Anyway, after talking to enough people I learned a little about the wraiths: they appear for one hour every night, flying over the town and scaring everyone with their racket, but no one has figured out why, or how to get them to stop. That one-hour window fits in with the detailed schedules that govern this Adventure. When I played Deceits I noted that it mimicked a real village by setting schedules for everyone, so they would eat and sleep and work and unwind at different times, just like in the main game. Here, however, the schedules are even more important. The priestess tends to the ill, so she moves to different houses throughout the day to bring them food and try to ease their suffering. Other villagers have similarly packed schedules, and sometimes they can be hard to find, but most villagers can tell Geralt where everyone else is at a specific time of day. At night when the wraiths come, the villagers all hide in their houses, praying. After that, most of them sleep, but sometimes Geralt needs to find someone at night as part of his investigations.

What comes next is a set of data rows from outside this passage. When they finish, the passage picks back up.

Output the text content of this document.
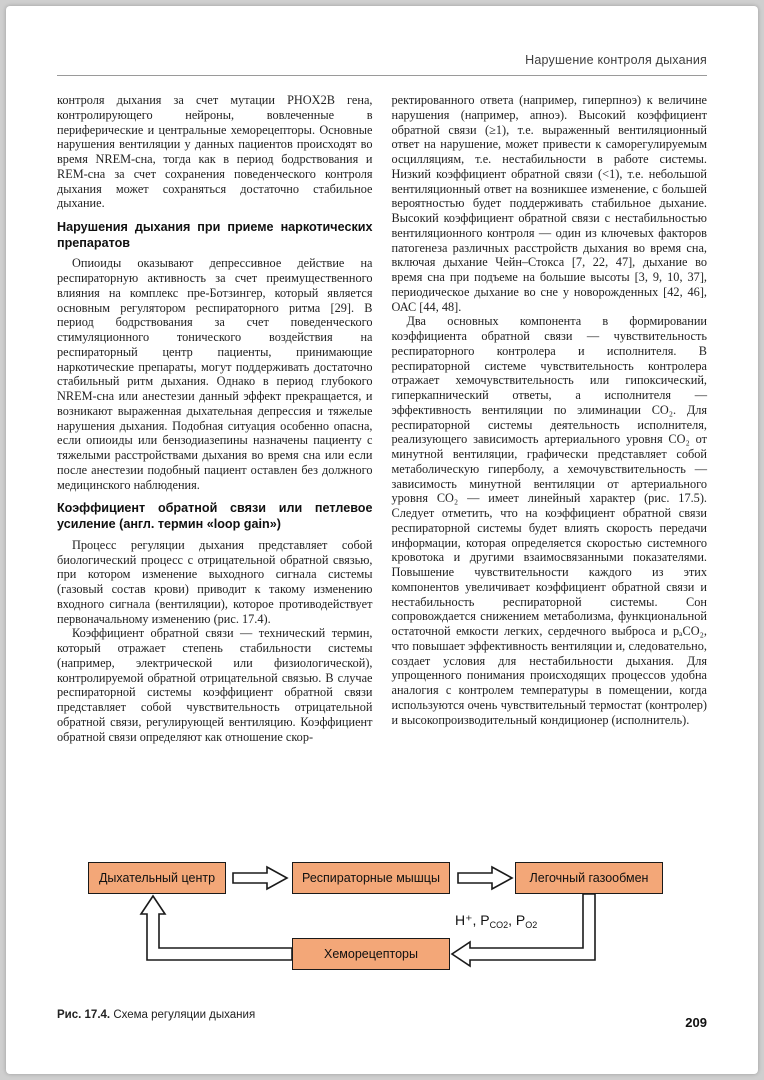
Нарушение контроля дыхания

контроля дыхания за счет мутации PHOX2B гена, контролирующего нейроны, вовлеченные в периферические и центральные хеморецепторы. Основные нарушения вентиляции у данных пациентов происходят во время NREM-сна, тогда как в период бодрствования и REM-сна за счет сохранения поведенческого контроля дыхания может сохраняться достаточно стабильное дыхание.

Нарушения дыхания при приеме наркотических препаратов

Опиоиды оказывают депрессивное действие на респираторную активность за счет преимущественного влияния на комплекс пре-Ботзингер, который является основным регулятором респираторного ритма [29]. В период бодрствования за счет поведенческого стимуляционного тонического воздействия на респираторный центр пациенты, принимающие наркотические препараты, могут поддерживать достаточно стабильный ритм дыхания. Однако в период глубокого NREM-сна или анестезии данный эффект прекращается, и возникают выраженная дыхательная депрессия и тяжелые нарушения дыхания. Подобная ситуация особенно опасна, если опиоиды или бензодиазепины назначены пациенту с тяжелыми расстройствами дыхания во время сна или если после анестезии подобный пациент оставлен без должного медицинского наблюдения.

Коэффициент обратной связи или петлевое усиление (англ. термин «loop gain»)

Процесс регуляции дыхания представляет собой биологический процесс с отрицательной обратной связью, при котором изменение выходного сигнала системы (газовый состав крови) приводит к такому изменению входного сигнала (вентиляции), которое противодействует первоначальному изменению (рис. 17.4).

Коэффициент обратной связи — технический термин, который отражает степень стабильности системы (например, электрической или физиологической), контролируемой обратной отрицательной связью. В случае респираторной системы коэффициент обратной связи представляет собой чувствительность отрицательной обратной связи, регулирующей вентиляцию. Коэффициент обратной связи определяют как отношение скор-

ректированного ответа (например, гиперпноэ) к величине нарушения (например, апноэ). Высокий коэффициент обратной связи (≥1), т.е. выраженный вентиляционный ответ на нарушение, может привести к саморегулируемым осцилляциям, т.е. нестабильности в работе системы. Низкий коэффициент обратной связи (<1), т.е. небольшой вентиляционный ответ на возникшее изменение, с большей вероятностью будет поддерживать стабильное дыхание. Высокий коэффициент обратной связи с нестабильностью вентиляционного контроля — один из ключевых факторов патогенеза различных расстройств дыхания во время сна, включая дыхание Чейн–Стокса [7, 22, 47], дыхание во время сна при подъеме на большие высоты [3, 9, 10, 37], периодическое дыхание во сне у новорожденных [42, 46], ОАС [44, 48].

Два основных компонента в формировании коэффициента обратной связи — чувствительность респираторного контролера и исполнителя. В респираторной системе чувствительность контролера отражает хемочувствительность или гипоксический, гиперкапнический ответы, а исполнителя — эффективность вентиляции по элиминации CO₂. Для респираторной системы деятельность исполнителя, реализующего зависимость артериального уровня CO₂ от минутной вентиляции, графически представляет собой метаболическую гиперболу, а хемочувствительность — зависимость минутной вентиляции от артериального уровня CO₂ — имеет линейный характер (рис. 17.5). Следует отметить, что на коэффициент обратной связи респираторной системы будет влиять скорость передачи информации, которая определяется скоростью системного кровотока и другими взаимосвязанными показателями. Повышение чувствительности каждого из этих компонентов увеличивает коэффициент обратной связи и нестабильность респираторной системы. Сон сопровождается снижением метаболизма, функциональной остаточной емкости легких, сердечного выброса и pₐCO₂, что повышает эффективность вентиляции и, следовательно, создает условия для нестабильности дыхания. Для упрощенного понимания происходящих процессов удобна аналогия с контролем температуры в помещении, когда используются очень чувствительный термостат (контролер) и высокопроизводительный кондиционер (исполнитель).

Дыхательный центр	Респираторные мышцы	Легочный газообмен
Хеморецепторы
H⁺, $P_{CO2}$, $P_{O2}$
Рис. 17.4. Схема регуляции дыхания	209
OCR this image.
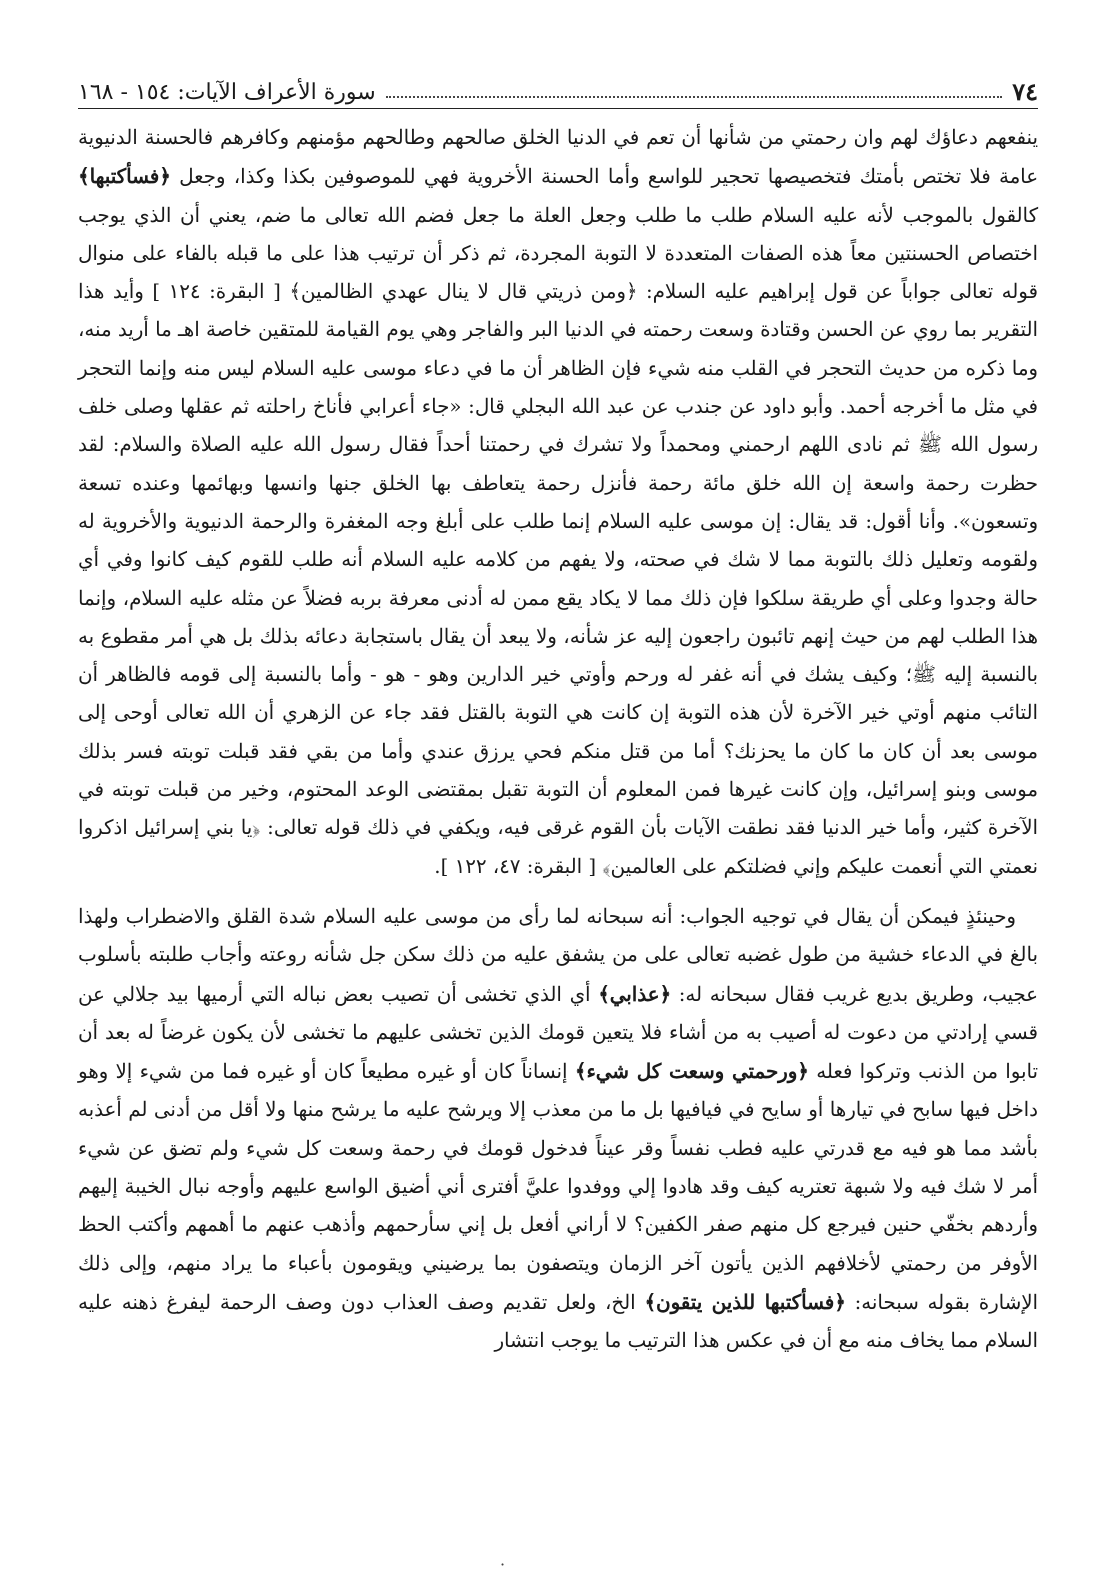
٧٤
سورة الأعراف الآيات: ١٥٤ - ١٦٨

ينفعهم دعاؤك لهم وان رحمتي من شأنها أن تعم في الدنيا الخلق صالحهم وطالحهم مؤمنهم وكافرهم فالحسنة الدنيوية عامة فلا تختص بأمتك فتخصيصها تحجير للواسع وأما الحسنة الأخروية فهي للموصوفين بكذا وكذا، وجعل ﴿فسأكتبها﴾ كالقول بالموجب لأنه عليه السلام طلب ما طلب وجعل العلة ما جعل فضم الله تعالى ما ضم، يعني أن الذي يوجب اختصاص الحسنتين معاً هذه الصفات المتعددة لا التوبة المجردة، ثم ذكر أن ترتيب هذا على ما قبله بالفاء على منوال قوله تعالى جواباً عن قول إبراهيم عليه السلام: ﴿ومن ذريتي قال لا ينال عهدي الظالمين﴾ [ البقرة: ١٢٤ ] وأيد هذا التقرير بما روي عن الحسن وقتادة وسعت رحمته في الدنيا البر والفاجر وهي يوم القيامة للمتقين خاصة اهـ ما أريد منه، وما ذكره من حديث التحجر في القلب منه شيء فإن الظاهر أن ما في دعاء موسى عليه السلام ليس منه وإنما التحجر في مثل ما أخرجه أحمد. وأبو داود عن جندب عن عبد الله البجلي قال: «جاء أعرابي فأناخ راحلته ثم عقلها وصلى خلف رسول الله ﷺ ثم نادى اللهم ارحمني ومحمداً ولا تشرك في رحمتنا أحداً فقال رسول الله عليه الصلاة والسلام: لقد حظرت رحمة واسعة إن الله خلق مائة رحمة فأنزل رحمة يتعاطف بها الخلق جنها وانسها وبهائمها وعنده تسعة وتسعون». وأنا أقول: قد يقال: إن موسى عليه السلام إنما طلب على أبلغ وجه المغفرة والرحمة الدنيوية والأخروية له ولقومه وتعليل ذلك بالتوبة مما لا شك في صحته، ولا يفهم من كلامه عليه السلام أنه طلب للقوم كيف كانوا وفي أي حالة وجدوا وعلى أي طريقة سلكوا فإن ذلك مما لا يكاد يقع ممن له أدنى معرفة بربه فضلاً عن مثله عليه السلام، وإنما هذا الطلب لهم من حيث إنهم تائبون راجعون إليه عز شأنه، ولا يبعد أن يقال باستجابة دعائه بذلك بل هي أمر مقطوع به بالنسبة إليه ﷺ؛ وكيف يشك في أنه غفر له ورحم وأوتي خير الدارين وهو - هو - وأما بالنسبة إلى قومه فالظاهر أن التائب منهم أوتي خير الآخرة لأن هذه التوبة إن كانت هي التوبة بالقتل فقد جاء عن الزهري أن الله تعالى أوحى إلى موسى بعد أن كان ما كان ما يحزنك؟ أما من قتل منكم فحي يرزق عندي وأما من بقي فقد قبلت توبته فسر بذلك موسى وبنو إسرائيل، وإن كانت غيرها فمن المعلوم أن التوبة تقبل بمقتضى الوعد المحتوم، وخير من قبلت توبته في الآخرة كثير، وأما خير الدنيا فقد نطقت الآيات بأن القوم غرقى فيه، ويكفي في ذلك قوله تعالى: ﴿يا بني إسرائيل اذكروا نعمتي التي أنعمت عليكم وإني فضلتكم على العالمين﴾ [ البقرة: ٤٧، ١٢٢ ].

وحينئذٍ فيمكن أن يقال في توجيه الجواب: أنه سبحانه لما رأى من موسى عليه السلام شدة القلق والاضطراب ولهذا بالغ في الدعاء خشية من طول غضبه تعالى على من يشفق عليه من ذلك سكن جل شأنه روعته وأجاب طلبته بأسلوب عجيب، وطريق بديع غريب فقال سبحانه له: ﴿عذابي﴾ أي الذي تخشى أن تصيب بعض نباله التي أرميها بيد جلالي عن قسي إرادتي من دعوت له أصيب به من أشاء فلا يتعين قومك الذين تخشى عليهم ما تخشى لأن يكون غرضاً له بعد أن تابوا من الذنب وتركوا فعله ﴿ورحمتي وسعت كل شيء﴾ إنساناً كان أو غيره مطيعاً كان أو غيره فما من شيء إلا وهو داخل فيها سابح في تيارها أو سايح في فيافيها بل ما من معذب إلا ويرشح عليه ما يرشح منها ولا أقل من أدنى لم أعذبه بأشد مما هو فيه مع قدرتي عليه فطب نفساً وقر عيناً فدخول قومك في رحمة وسعت كل شيء ولم تضق عن شيء أمر لا شك فيه ولا شبهة تعتريه كيف وقد هادوا إلي ووفدوا عليَّ أفترى أني أضيق الواسع عليهم وأوجه نبال الخيبة إليهم وأردهم بخفّي حنين فيرجع كل منهم صفر الكفين؟ لا أراني أفعل بل إني سأرحمهم وأذهب عنهم ما أهمهم وأكتب الحظ الأوفر من رحمتي لأخلافهم الذين يأتون آخر الزمان ويتصفون بما يرضيني ويقومون بأعباء ما يراد منهم، وإلى ذلك الإشارة بقوله سبحانه: ﴿فسأكتبها للذين يتقون﴾ الخ، ولعل تقديم وصف العذاب دون وصف الرحمة ليفرغ ذهنه عليه السلام مما يخاف منه مع أن في عكس هذا الترتيب ما يوجب انتشار

·
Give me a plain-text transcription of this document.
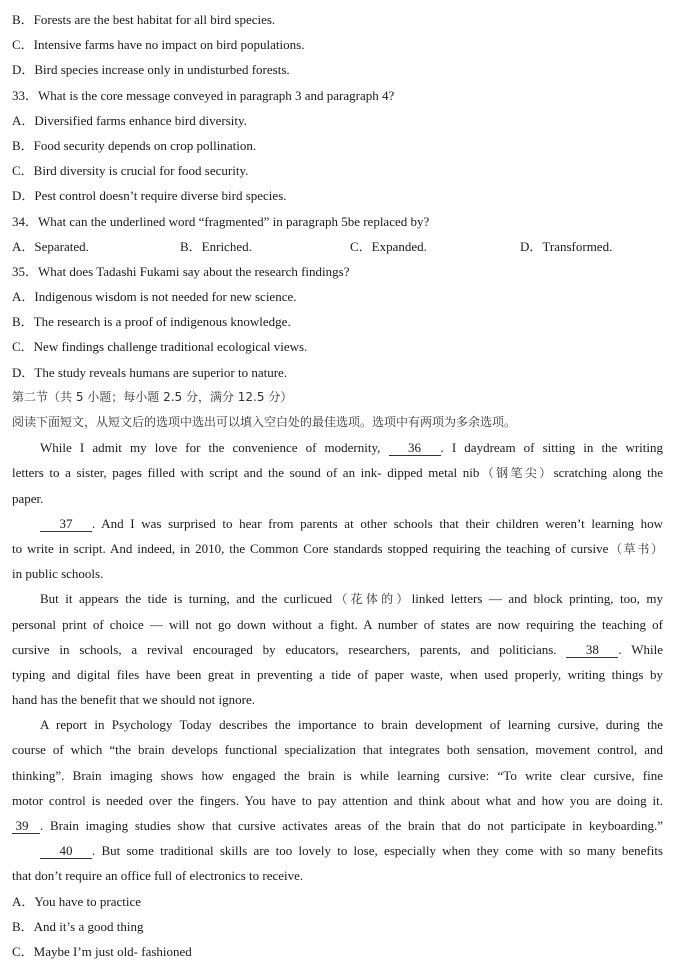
B．Forests are the best habitat for all bird species.
C．Intensive farms have no impact on bird populations.
D．Bird species increase only in undisturbed forests.
33．What is the core message conveyed in paragraph 3 and paragraph 4?
A．Diversified farms enhance bird diversity.
B．Food security depends on crop pollination.
C．Bird diversity is crucial for food security.
D．Pest control doesn’t require diverse bird species.
34．What can the underlined word “fragmented” in paragraph 5be replaced by?
A．Separated.	B．Enriched.	C．Expanded.	D．Transformed.
35．What does Tadashi Fukami say about the research findings?
A．Indigenous wisdom is not needed for new science.
B．The research is a proof of indigenous knowledge.
C．New findings challenge traditional ecological views.
D．The study reveals humans are superior to nature.
第二节（共 5 小题；每小题 2.5 分，满分 12.5 分）
阅读下面短文，从短文后的选项中选出可以填入空白处的最佳选项。选项中有两项为多余选项。
While I admit my love for the convenience of modernity, 36 . I daydream of sitting in the writing
letters to a sister, pages filled with script and the sound of an ink- dipped metal nib（钢笔尖）scratching along the
paper.
37 . And I was surprised to hear from parents at other schools that their children weren’t learning how
to write in script. And indeed, in 2010, the Common Core standards stopped requiring the teaching of cursive（草书）
in public schools.
But it appears the tide is turning, and the curlicued（花体的）linked letters — and block printing, too, my
personal print of choice — will not go down without a fight. A number of states are now requiring the teaching of
cursive in schools, a revival encouraged by educators, researchers, parents, and politicians. 38 . While
typing and digital files have been great in preventing a tide of paper waste, when used properly, writing things by
hand has the benefit that we should not ignore.
A report in Psychology Today describes the importance to brain development of learning cursive, during the
course of which “the brain develops functional specialization that integrates both sensation, movement control, and
thinking”. Brain imaging shows how engaged the brain is while learning cursive: “To write clear cursive, fine
motor control is needed over the fingers. You have to pay attention and think about what and how you are doing it.
39 . Brain imaging studies show that cursive activates areas of the brain that do not participate in keyboarding.”
40 . But some traditional skills are too lovely to lose, especially when they come with so many benefits
that don’t require an office full of electronics to receive.
A．You have to practice
B．And it’s a good thing
C．Maybe I’m just old- fashioned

Investigating is what I spent most of my time doing, in fact. There are a few monsters to hunt outside of town, of course (made more interesting by the new fence that was added, splitting the region in half), but most of the time I was speaking with villagers and trying to discover the secret of the wraiths. I investigated the wraiths themselves too, of course, waiting until the prescribed time to watch them appear. This was one of the more memorable moments, as the smoke from the chimneys turned blue, and an unnatural blue mist enveloped the village amid the unearthly shrieks of the wraiths as they sped between the cottages. This is more serious than a few monsters. It’s a proper haunting.
I don’t want to spoil the rest of the story, but I will say that I enjoyed playing an Adventure that puts its own spin on the game. The Wraiths of Quiet Hamlet is the first to really stand apart from the main game by trying some different things, and for that I found I was enjoying it the most of the Adventures I’ve played so far. I definitely recommend it.